Dalloway (Canal+) - Cécile de France évoque sa collaboration avec Mylène Farmer : "C’est une grande actrice"

Rédigé le 28/04/2026
Julien Barcilon

L’emprise de l’intelligence artificielle sur nos vies est au cœur de ce thriller vertigineux. Quel est votre regard sur l’IA ?

Cécile de France : Instinctivement, je ne suis pas très à l’aise avec cette technologie. J’ai conscience que c’est un super outil. Du coup, je me suis documentée. Et j’ai lu plein de choses pessimistes sur le sujet. Plutôt que d’avoir peur, je me suis interrogée sur ce qui pourrait m’amener vers une attitude constructive. Mes lectures m’ont apporté des réponses. Je crois qu’il faut tout simplement exiger des lois pour pénaliser les dirigeants de la tech s’ils ne se mettent pas en conformité avec une série de règles éthiques basées sur le respect des droits humains, la protection des travailleurs, des artistes, notamment, mais aussi des droits environnementaux, puisque c’est une invention très polluante, énergivore et aquavore. Il faut exiger une transparence des entreprises et un contrôle des États.
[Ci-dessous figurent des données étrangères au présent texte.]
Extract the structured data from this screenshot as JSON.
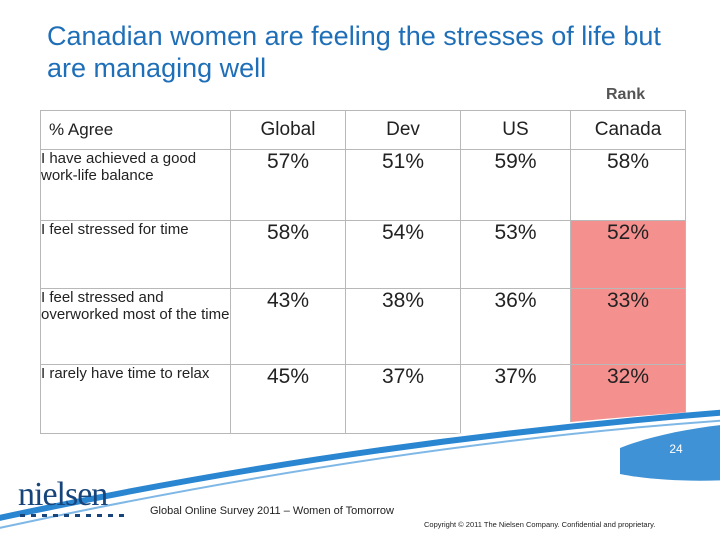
{
  "title": "Canadian women are feeling the stresses of life but are managing well",
  "rank_label": "Rank",
  "table": {
    "headers": [
      "% Agree",
      "Global",
      "Dev",
      "US",
      "Canada"
    ],
    "rows": [
      {
        "label": "I have achieved a good work-life balance",
        "values": [
          "57%",
          "51%",
          "59%",
          "58%"
        ],
        "highlight": false
      },
      {
        "label": "I feel stressed for time",
        "values": [
          "58%",
          "54%",
          "53%",
          "52%"
        ],
        "highlight": true
      },
      {
        "label": "I feel stressed and overworked most of the time",
        "values": [
          "43%",
          "38%",
          "36%",
          "33%"
        ],
        "highlight": true
      },
      {
        "label": "I rarely have time to relax",
        "values": [
          "45%",
          "37%",
          "37%",
          "32%"
        ],
        "highlight": true
      }
    ]
  },
  "page_number": "24",
  "logo": "nielsen",
  "footer_survey": "Global Online Survey 2011 – Women of Tomorrow",
  "copyright": "Copyright © 2011 The Nielsen Company. Confidential and proprietary.",
  "colors": {
    "title": "#1f6fb8",
    "highlight": "#f4908e",
    "swoosh": "#2a86d1"
  }
}
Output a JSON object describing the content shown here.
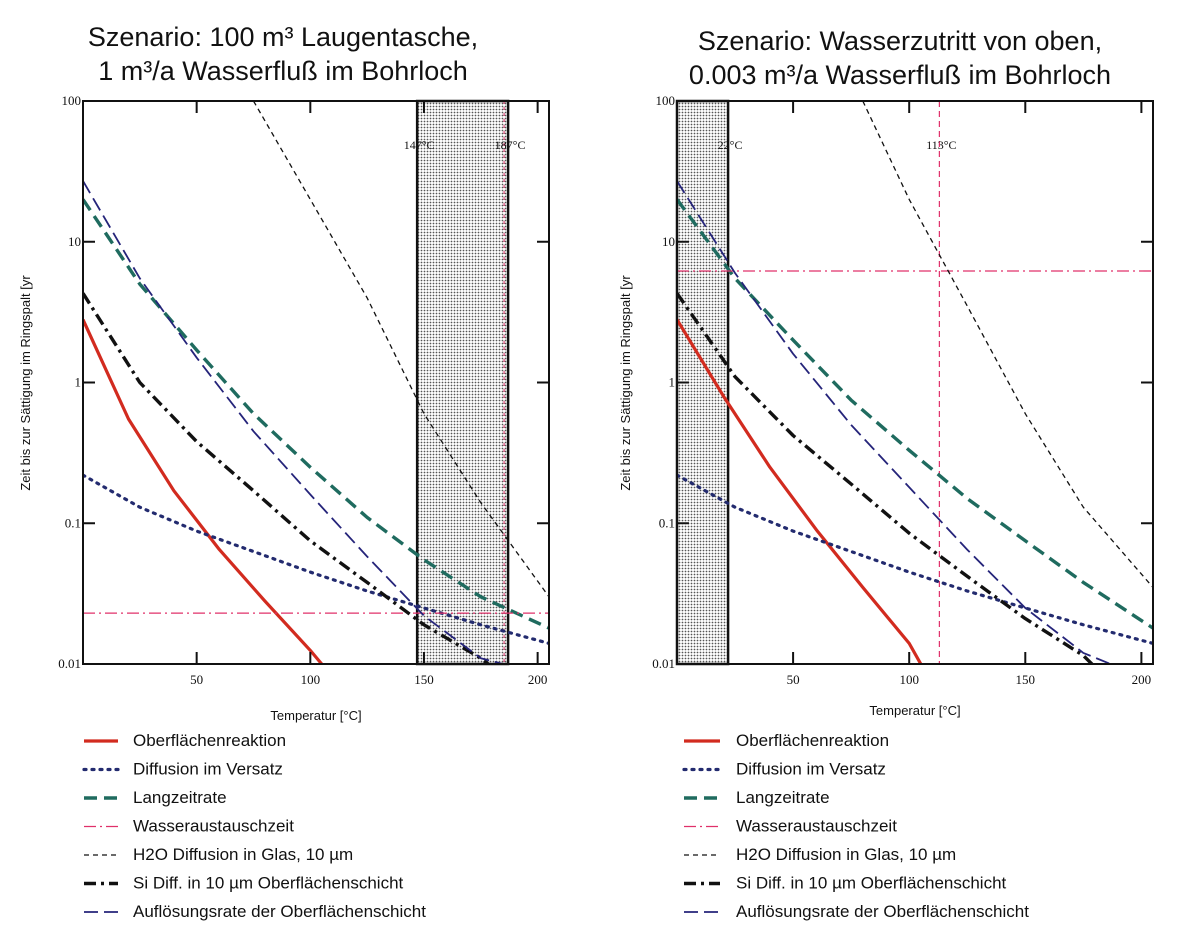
{
  "chart_data": [
    {
      "type": "line",
      "title_lines": [
        "Szenario: 100 m³ Laugentasche,",
        "1 m³/a Wasserfluß im Bohrloch"
      ],
      "xlabel": "Temperatur [°C]",
      "ylabel": "Zeit bis zur Sättigung  im Ringspalt [yr",
      "xlim": [
        0,
        205
      ],
      "ylim": [
        0.01,
        100
      ],
      "yscale": "log",
      "xticks": [
        "50",
        "100",
        "150",
        "200"
      ],
      "yticks": [
        "0.01",
        "0.1",
        "1",
        "10",
        "100"
      ],
      "shaded_band": {
        "x0": 147,
        "x1": 187
      },
      "annotations": [
        {
          "text": "147°C",
          "x": 147
        },
        {
          "text": "187°C",
          "x": 187
        }
      ],
      "series": [
        {
          "name": "Oberflächenreaktion",
          "x": [
            0,
            20,
            40,
            60,
            80,
            100,
            105
          ],
          "y": [
            2.8,
            0.55,
            0.17,
            0.065,
            0.028,
            0.0125,
            0.01
          ]
        },
        {
          "name": "Diffusion im Versatz",
          "x": [
            0,
            25,
            50,
            75,
            100,
            125,
            150,
            175,
            205
          ],
          "y": [
            0.22,
            0.13,
            0.088,
            0.063,
            0.045,
            0.033,
            0.025,
            0.019,
            0.014
          ]
        },
        {
          "name": "Langzeitrate",
          "x": [
            0,
            25,
            50,
            75,
            100,
            125,
            150,
            175,
            205
          ],
          "y": [
            20,
            5,
            1.7,
            0.6,
            0.25,
            0.11,
            0.055,
            0.03,
            0.018
          ]
        },
        {
          "name": "Wasseraustauschzeit",
          "x": [
            0,
            205
          ],
          "y": [
            0.023,
            0.023
          ]
        },
        {
          "name": "H2O Diffusion in Glas, 10 µm",
          "x": [
            75,
            100,
            125,
            150,
            175,
            205
          ],
          "y": [
            100,
            20,
            4,
            0.6,
            0.14,
            0.03
          ]
        },
        {
          "name": "Si Diff. in 10 µm Oberflächenschicht",
          "x": [
            0,
            25,
            50,
            75,
            100,
            125,
            150,
            175,
            180
          ],
          "y": [
            4.3,
            1.0,
            0.38,
            0.17,
            0.075,
            0.038,
            0.019,
            0.011,
            0.0095
          ]
        },
        {
          "name": "Auflösungsrate der Oberflächenschicht",
          "x": [
            0,
            25,
            50,
            75,
            100,
            125,
            150,
            175,
            190
          ],
          "y": [
            27,
            5.5,
            1.5,
            0.45,
            0.16,
            0.058,
            0.022,
            0.011,
            0.0095
          ]
        }
      ]
    },
    {
      "type": "line",
      "title_lines": [
        "Szenario: Wasserzutritt von oben,",
        "0.003 m³/a Wasserfluß im Bohrloch"
      ],
      "xlabel": "Temperatur [°C]",
      "ylabel": "Zeit bis zur Sättigung  im Ringspalt [yr",
      "xlim": [
        0,
        205
      ],
      "ylim": [
        0.01,
        100
      ],
      "yscale": "log",
      "xticks": [
        "50",
        "100",
        "150",
        "200"
      ],
      "yticks": [
        "0.01",
        "0.1",
        "1",
        "10",
        "100"
      ],
      "shaded_band": {
        "x0": 0,
        "x1": 22
      },
      "annotations": [
        {
          "text": "22°C",
          "x": 22
        },
        {
          "text": "113°C",
          "x": 113
        }
      ],
      "vertical_line": 113,
      "series": [
        {
          "name": "Oberflächenreaktion",
          "x": [
            0,
            20,
            40,
            60,
            80,
            100,
            105
          ],
          "y": [
            2.8,
            0.8,
            0.25,
            0.09,
            0.035,
            0.014,
            0.01
          ]
        },
        {
          "name": "Diffusion im Versatz",
          "x": [
            0,
            25,
            50,
            75,
            100,
            125,
            150,
            175,
            205
          ],
          "y": [
            0.22,
            0.13,
            0.088,
            0.063,
            0.045,
            0.033,
            0.025,
            0.019,
            0.014
          ]
        },
        {
          "name": "Langzeitrate",
          "x": [
            0,
            25,
            50,
            75,
            100,
            125,
            150,
            175,
            205
          ],
          "y": [
            20,
            5.5,
            2.0,
            0.75,
            0.33,
            0.15,
            0.075,
            0.038,
            0.018
          ]
        },
        {
          "name": "Wasseraustauschzeit",
          "x": [
            0,
            205
          ],
          "y": [
            6.2,
            6.2
          ]
        },
        {
          "name": "H2O Diffusion in Glas, 10 µm",
          "x": [
            80,
            100,
            125,
            150,
            175,
            205
          ],
          "y": [
            100,
            20,
            3.5,
            0.6,
            0.13,
            0.035
          ]
        },
        {
          "name": "Si Diff. in 10 µm Oberflächenschicht",
          "x": [
            0,
            25,
            50,
            75,
            100,
            125,
            150,
            175,
            180
          ],
          "y": [
            4.3,
            1.1,
            0.42,
            0.19,
            0.085,
            0.042,
            0.021,
            0.0115,
            0.0095
          ]
        },
        {
          "name": "Auflösungsrate der Oberflächenschicht",
          "x": [
            0,
            25,
            50,
            75,
            100,
            125,
            150,
            175,
            190
          ],
          "y": [
            27,
            6,
            1.6,
            0.5,
            0.18,
            0.065,
            0.025,
            0.012,
            0.0095
          ]
        }
      ]
    }
  ],
  "legend": [
    {
      "label": "Oberflächenreaktion",
      "color": "#d22b1f",
      "style": "solid"
    },
    {
      "label": "Diffusion im Versatz",
      "color": "#232b6f",
      "style": "dotted"
    },
    {
      "label": "Langzeitrate",
      "color": "#1f6b5f",
      "style": "dashed"
    },
    {
      "label": "Wasseraustauschzeit",
      "color": "#e0306a",
      "style": "dashdot-thin"
    },
    {
      "label": "H2O Diffusion in Glas, 10 µm",
      "color": "#111111",
      "style": "dashed-thin"
    },
    {
      "label": "Si Diff. in 10 µm Oberflächenschicht",
      "color": "#111111",
      "style": "dashdot"
    },
    {
      "label": "Auflösungsrate der Oberflächenschicht",
      "color": "#25247a",
      "style": "longdash"
    }
  ]
}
Pour vous, il y a donc un avant et un après Dalloway ?

Totalement. Avant, comme beaucoup, j’étais dans une sorte de déni. S’informer aide à se forger une attitude active et éclairée.

Vous êtes plutôt réticente à révéler les secrets de fabrication de vos rôles : ici, vous jouez seule la majorité du temps…

Je ne me suis pas du tout sentie seule, j’étais très connectée au réalisateur, Yann Gozlan, à ma maquilleuse aussi, avec laquelle on a travaillé sur l’évolution physique de Clarissa qui, petit à petit, se vide de son âme. Et puis j’avais Mylène Farmer dans une oreillette, puisqu’elle prête sa voix à l’ordinateur Dalloway. J’ai eu la chance de la rencontrer avant le tournage pour préenregistrer ses répliques. C’est sa voix qui me donnait le la. C’est quelqu’un de très gentil, adorable et bienveillant. J’avais donc avec moi cette présence amicale et intime, qui rejoignait celle que mon personnage tisse avec son assistant conversationnel, mais en positif ! J’étais très concentrée, je parlais à un mur ! C’est notre travail d’avoir de l’imagination. Jouer, ce n’est que ça.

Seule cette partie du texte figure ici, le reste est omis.